Evaluating a triple integral Spherical

1. Nov 8, 2013

PsychonautQQ

1. The problem statement, all variables and given/known data
z(x^2+y^2+z^2)^(-3/2) where x^2+y^2+z^2 ≤ 4 and z ≥ 1

3. The attempt at a solution
So spherically this comes down to cos∅sin∅dpdθd∅
p goes from 0 to 2, theta goes from 0 to 2pi, but I don't know how to figure out what ∅ goes from? i'm trying use trig identities but i'm getting the wrong answer, so maybe this don't work since the sphere is curved?

2. Nov 8, 2013

vela

Staff Emeritus
Your limits for $\rho$ aren't correct. For example, consider the part of the z-axis which is inside the solid. It's only the part where 1 ≤ z ≤ 2. This would be inconsistent with $\rho \le 1$, yet your lower limit for $\rho$ is 0.
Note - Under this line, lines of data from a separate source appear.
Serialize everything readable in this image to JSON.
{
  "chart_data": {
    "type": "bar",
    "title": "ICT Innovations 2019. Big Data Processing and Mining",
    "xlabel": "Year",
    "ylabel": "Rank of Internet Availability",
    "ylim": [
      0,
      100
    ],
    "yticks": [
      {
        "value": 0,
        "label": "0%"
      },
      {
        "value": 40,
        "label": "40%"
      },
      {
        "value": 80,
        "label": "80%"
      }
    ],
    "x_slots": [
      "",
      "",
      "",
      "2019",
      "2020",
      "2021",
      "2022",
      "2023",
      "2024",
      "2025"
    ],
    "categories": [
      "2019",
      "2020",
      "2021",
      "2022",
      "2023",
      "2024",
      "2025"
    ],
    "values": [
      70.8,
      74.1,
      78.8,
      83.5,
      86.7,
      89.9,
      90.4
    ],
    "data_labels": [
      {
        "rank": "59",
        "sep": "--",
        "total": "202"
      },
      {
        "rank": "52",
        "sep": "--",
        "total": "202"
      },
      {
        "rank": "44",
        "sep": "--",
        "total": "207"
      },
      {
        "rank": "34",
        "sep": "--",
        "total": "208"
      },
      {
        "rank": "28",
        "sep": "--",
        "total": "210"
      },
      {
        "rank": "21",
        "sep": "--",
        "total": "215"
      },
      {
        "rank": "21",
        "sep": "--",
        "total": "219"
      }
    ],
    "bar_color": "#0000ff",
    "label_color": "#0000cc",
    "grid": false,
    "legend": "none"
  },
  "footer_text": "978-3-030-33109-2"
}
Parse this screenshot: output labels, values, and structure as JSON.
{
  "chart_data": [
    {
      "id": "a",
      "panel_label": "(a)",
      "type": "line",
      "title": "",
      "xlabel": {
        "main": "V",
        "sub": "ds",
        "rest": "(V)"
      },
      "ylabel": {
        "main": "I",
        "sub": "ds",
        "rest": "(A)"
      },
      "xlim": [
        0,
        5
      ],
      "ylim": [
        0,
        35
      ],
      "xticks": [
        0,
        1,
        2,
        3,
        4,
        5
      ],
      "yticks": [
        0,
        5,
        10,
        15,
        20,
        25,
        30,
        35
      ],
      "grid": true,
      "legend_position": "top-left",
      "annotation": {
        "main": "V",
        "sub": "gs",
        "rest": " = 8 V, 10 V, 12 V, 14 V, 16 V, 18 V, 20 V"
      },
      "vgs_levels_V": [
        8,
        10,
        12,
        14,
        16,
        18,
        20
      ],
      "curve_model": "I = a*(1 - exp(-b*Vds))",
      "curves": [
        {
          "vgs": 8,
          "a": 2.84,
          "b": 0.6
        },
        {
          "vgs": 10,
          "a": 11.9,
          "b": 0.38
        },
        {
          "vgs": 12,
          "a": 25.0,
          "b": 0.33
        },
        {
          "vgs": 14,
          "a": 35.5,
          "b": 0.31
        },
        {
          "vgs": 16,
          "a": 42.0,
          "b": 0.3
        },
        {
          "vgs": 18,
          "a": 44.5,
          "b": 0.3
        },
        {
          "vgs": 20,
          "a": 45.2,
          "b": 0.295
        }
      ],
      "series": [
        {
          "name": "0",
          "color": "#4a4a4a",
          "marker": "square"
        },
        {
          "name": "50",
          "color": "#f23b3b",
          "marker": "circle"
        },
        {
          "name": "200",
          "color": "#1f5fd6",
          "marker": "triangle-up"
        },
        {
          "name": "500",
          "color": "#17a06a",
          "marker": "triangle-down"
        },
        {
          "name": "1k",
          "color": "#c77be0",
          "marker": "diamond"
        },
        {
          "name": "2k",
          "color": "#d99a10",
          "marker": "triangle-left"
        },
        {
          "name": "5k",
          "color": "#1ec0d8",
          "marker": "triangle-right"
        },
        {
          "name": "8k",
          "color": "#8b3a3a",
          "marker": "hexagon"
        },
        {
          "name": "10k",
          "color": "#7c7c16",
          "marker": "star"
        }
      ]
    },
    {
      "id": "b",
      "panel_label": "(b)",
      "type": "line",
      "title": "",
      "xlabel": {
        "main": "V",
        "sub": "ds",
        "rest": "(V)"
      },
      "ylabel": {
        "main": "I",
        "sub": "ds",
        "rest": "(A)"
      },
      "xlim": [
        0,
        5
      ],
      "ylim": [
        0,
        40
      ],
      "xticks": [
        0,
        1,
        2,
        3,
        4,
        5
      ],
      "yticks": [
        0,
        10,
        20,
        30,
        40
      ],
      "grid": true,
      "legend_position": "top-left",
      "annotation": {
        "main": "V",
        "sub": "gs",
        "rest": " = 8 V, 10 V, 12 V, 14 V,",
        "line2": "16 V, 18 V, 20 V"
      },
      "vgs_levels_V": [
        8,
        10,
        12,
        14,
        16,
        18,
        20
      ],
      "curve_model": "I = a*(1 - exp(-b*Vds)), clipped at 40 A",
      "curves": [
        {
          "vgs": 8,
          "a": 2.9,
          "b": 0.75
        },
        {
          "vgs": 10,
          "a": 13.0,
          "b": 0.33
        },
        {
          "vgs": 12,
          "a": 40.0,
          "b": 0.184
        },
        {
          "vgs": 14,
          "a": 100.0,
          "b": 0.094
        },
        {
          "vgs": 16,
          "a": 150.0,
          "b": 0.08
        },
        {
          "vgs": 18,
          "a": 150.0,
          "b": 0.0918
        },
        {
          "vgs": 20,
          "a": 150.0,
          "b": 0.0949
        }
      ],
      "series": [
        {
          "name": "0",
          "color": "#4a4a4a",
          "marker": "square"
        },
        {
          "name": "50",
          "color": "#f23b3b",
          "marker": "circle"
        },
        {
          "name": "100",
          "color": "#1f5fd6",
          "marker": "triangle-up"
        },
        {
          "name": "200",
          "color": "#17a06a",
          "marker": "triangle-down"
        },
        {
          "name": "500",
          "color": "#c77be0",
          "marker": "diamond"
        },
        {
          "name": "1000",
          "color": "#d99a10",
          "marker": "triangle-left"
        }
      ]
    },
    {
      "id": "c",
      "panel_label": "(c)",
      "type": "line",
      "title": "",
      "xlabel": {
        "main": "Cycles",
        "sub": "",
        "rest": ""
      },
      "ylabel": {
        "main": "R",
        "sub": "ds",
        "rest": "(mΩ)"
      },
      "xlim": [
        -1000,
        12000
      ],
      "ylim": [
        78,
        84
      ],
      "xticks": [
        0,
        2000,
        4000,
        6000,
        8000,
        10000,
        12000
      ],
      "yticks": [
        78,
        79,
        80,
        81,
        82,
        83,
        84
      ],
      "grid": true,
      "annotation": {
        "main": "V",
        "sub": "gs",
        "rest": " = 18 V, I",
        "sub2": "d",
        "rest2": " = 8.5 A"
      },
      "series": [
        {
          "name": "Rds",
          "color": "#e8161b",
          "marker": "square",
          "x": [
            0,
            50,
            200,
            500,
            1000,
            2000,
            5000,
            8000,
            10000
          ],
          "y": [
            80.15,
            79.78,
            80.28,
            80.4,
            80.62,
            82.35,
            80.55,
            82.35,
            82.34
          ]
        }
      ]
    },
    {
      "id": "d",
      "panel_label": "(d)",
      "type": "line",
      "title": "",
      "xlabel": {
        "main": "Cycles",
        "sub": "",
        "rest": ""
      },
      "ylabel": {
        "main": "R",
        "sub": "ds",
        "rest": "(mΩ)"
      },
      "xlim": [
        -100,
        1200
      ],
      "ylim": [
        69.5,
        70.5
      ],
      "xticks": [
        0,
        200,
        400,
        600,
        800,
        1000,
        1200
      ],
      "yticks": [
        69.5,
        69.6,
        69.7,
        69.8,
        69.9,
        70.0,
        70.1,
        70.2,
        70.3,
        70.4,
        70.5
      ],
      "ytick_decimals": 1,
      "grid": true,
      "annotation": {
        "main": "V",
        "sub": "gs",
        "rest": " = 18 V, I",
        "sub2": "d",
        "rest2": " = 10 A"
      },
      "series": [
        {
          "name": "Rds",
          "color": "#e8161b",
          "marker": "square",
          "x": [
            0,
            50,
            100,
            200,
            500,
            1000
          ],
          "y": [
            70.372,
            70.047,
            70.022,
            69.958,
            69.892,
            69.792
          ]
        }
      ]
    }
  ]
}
In this case, you have cylindrical symmetry, so try drawing a cross section of the surface through, say, the xz plane. You should be able to see pretty easily the limits of $\phi$, and you'll have to figure out the limits of $\rho$ as a function of $\phi$.

3. Nov 8, 2013

haruspex

Given the bounds, it might be easier to handle in cylindrical.